Agda Pala Peres, a political and sociological expert at Compton University in Madrid, said in a recent article entitled "China's five ports built in the Indian Ocean to assist the Maritime Silk Road," China's ports in the Indian Ocean-Pacific region are concentrated The projects are all infrastructure construction under the "one belt and one way" initiative. It is a supply station across the long line of India ocean. China's 75% energy supply goes through this line, including 75% of the oil supply. They are also the links between land segments, and are currently only commercial ports, with no plans to deploy military facilities.
In the middle of this sea route between China and Europe, Sri Lanka's Hambuntota Port perfectly meets the strategic position China seeks in the Indian Ocean, the article said. China invested $1 billion 500 million to turn the port into a commercial hub on the maritime Silk Road.
According to the article, the port of Hambuntota has been under construction since 2007 with the assistance of China and has been operating since 2012. In July 2017, Sri Lanka signed an agreement with the Chinese side to acquire 70% of the total shares of Hambuntota Port for $1.12 billion. The Chinese side will be responsible for the operation of the port and the Sri Lankan Navy is responsible for port safety. Following the handover of Hambuntota to Chinese companies, the Sri Lankan government will soon receive $300 million of the total agreement, a mechanism that will help the Sri Lankan government reduce its debt.

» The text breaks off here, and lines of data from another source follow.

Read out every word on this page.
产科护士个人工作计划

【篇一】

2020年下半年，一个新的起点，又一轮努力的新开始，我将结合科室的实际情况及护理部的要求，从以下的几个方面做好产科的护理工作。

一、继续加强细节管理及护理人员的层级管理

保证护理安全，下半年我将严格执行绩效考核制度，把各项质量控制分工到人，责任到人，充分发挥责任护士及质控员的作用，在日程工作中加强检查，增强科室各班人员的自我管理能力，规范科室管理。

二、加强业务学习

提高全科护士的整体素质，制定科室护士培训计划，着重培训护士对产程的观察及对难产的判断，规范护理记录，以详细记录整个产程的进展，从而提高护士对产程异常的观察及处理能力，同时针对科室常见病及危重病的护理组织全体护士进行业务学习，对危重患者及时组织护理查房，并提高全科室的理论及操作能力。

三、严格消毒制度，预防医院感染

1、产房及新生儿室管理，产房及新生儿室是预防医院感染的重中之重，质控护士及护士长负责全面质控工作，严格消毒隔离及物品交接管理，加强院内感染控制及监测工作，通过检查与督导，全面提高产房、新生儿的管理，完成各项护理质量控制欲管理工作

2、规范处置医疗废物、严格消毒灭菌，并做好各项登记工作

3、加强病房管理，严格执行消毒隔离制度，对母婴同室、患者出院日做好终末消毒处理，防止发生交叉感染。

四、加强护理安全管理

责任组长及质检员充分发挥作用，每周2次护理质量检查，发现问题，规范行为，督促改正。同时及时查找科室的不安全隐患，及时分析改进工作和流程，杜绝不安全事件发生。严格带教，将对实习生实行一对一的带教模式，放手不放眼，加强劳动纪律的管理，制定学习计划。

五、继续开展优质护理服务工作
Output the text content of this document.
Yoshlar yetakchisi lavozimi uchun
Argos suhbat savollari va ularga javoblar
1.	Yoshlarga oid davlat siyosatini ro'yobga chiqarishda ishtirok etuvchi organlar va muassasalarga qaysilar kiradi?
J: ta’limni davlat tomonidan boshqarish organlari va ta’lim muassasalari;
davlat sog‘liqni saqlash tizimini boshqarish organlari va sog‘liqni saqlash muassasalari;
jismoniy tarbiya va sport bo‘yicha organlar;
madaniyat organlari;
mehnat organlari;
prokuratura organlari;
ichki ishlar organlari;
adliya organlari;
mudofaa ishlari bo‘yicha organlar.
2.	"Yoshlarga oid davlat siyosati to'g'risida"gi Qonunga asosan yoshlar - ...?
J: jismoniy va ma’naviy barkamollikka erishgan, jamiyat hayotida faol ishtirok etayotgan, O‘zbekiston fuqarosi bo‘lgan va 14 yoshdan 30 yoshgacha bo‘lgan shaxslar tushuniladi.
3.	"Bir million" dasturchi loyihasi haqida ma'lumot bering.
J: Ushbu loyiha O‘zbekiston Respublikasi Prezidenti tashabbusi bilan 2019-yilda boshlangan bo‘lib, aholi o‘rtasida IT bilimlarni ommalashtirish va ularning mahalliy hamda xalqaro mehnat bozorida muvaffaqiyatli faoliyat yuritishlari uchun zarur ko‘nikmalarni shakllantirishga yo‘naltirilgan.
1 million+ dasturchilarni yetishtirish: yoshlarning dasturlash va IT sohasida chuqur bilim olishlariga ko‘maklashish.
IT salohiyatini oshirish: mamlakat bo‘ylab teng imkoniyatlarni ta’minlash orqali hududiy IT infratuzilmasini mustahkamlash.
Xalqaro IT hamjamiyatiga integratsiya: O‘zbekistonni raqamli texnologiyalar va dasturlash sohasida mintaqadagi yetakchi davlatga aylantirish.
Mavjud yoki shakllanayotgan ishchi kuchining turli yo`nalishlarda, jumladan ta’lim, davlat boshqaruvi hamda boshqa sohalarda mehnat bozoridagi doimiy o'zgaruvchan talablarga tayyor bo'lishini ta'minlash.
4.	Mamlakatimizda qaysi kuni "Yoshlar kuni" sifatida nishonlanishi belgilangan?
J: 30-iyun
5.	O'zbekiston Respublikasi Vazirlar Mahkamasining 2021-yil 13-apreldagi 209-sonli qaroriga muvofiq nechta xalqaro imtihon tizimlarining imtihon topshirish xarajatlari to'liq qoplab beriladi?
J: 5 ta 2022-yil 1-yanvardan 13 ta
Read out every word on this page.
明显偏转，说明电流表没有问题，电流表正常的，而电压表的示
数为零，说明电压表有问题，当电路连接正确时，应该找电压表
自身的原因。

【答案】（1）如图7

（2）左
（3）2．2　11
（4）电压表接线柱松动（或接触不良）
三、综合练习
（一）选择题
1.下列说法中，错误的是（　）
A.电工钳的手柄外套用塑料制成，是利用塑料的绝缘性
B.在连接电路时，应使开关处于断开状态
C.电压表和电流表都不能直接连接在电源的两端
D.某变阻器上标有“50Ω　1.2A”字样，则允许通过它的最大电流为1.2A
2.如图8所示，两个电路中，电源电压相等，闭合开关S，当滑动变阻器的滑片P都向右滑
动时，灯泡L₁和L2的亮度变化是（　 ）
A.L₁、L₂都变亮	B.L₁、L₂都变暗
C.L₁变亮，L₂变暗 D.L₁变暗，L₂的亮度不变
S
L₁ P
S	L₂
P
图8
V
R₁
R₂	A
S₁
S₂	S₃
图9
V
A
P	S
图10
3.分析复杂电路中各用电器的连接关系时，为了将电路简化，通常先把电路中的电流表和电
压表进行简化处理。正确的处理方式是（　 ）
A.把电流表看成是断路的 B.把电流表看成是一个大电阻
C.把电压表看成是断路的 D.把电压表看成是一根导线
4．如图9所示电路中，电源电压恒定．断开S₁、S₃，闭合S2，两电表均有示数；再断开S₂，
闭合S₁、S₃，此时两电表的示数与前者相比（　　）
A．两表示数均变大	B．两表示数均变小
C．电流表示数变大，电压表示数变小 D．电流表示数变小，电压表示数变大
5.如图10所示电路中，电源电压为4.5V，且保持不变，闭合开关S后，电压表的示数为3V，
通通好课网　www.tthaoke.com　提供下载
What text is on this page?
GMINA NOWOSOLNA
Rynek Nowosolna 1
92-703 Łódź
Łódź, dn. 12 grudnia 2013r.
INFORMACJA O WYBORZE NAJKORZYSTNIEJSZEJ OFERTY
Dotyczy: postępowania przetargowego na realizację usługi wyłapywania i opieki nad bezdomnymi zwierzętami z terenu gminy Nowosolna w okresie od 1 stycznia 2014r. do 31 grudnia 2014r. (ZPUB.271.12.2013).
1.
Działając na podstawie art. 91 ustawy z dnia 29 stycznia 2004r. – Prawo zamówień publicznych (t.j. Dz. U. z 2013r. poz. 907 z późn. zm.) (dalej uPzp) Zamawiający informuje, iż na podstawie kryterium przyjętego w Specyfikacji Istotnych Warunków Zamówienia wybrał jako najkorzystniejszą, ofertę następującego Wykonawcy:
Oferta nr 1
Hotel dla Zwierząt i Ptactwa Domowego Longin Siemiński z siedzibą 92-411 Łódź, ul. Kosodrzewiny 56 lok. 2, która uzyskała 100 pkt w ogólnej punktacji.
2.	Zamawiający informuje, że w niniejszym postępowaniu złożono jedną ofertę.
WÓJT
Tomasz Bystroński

The article said that China's cooperation with Burma, an ally of India ocean, has complemented the construction of infrastructure in Sri Lanka. As an important node of the Maritime Silk Road, Haofu enabled China, the world's second largest oil consumer, to obtain oil supplies from Africa and the Middle East more quickly.
The Haofu Port project means that it can bypass the Strait of Malacca, thus avoiding the possibility that some countries could threaten China's energy supply by closing the Strait of Malacca.
In addition, China-Myanmar crude oil pipelines and natural gas pipelines both originated in Haofuan City, with 771 kilometers of oil pipelines in Myanmar and 50.9% and 49.1% of the pipelines being financed by China-Myanmar, the article said. The design volume of the Sino Burmese crude oil pipeline is 22 million tons per year, with a total length of more than 2000 km. China's oil import route will thus be more diversified.
The article said Djibouti is China's first overseas security base, aimed at ensuring international support against piracy and maintaining peace and stability in the region. Its strategic position has also led to the construction of the largest free trade area in Africa.
According to the article, the whole FTA project costs 3.5 billion US dollars and is expected to be completed in 10 years. Taking advantage of its position on the Maritime Silk Road, it is expected to become an important trade and logistics center in the world.
The article says Djibouti's strategic position between the Red Sea and the Gulf of Aden makes it a defender of maritime routes between Africa and Europe. China's crude oil imports from this line reached 5 million 250 thousand barrels per day in 2017. This line is also a gateway for Chinese goods to arrive at the Greek Piraeus port through the Suez canal.
The article said that China's deployment in Pakistan's Gwadar Port is the flagship project of the "one belt and one road" initiative.
The article says China's increasing investment in the African continent is evident in Tanzania's Port of Bagamoyo, considered Africa's largest port and designed as a regional centre. In the interior, the colonial railways will be improved and will serve as gateways to China's many other ports in the region. A strengthened maritime strategy in East Africa will also help consolidate Bajamoo's ties with Europe and facilitate Africa's delivery of goods to Asian markets.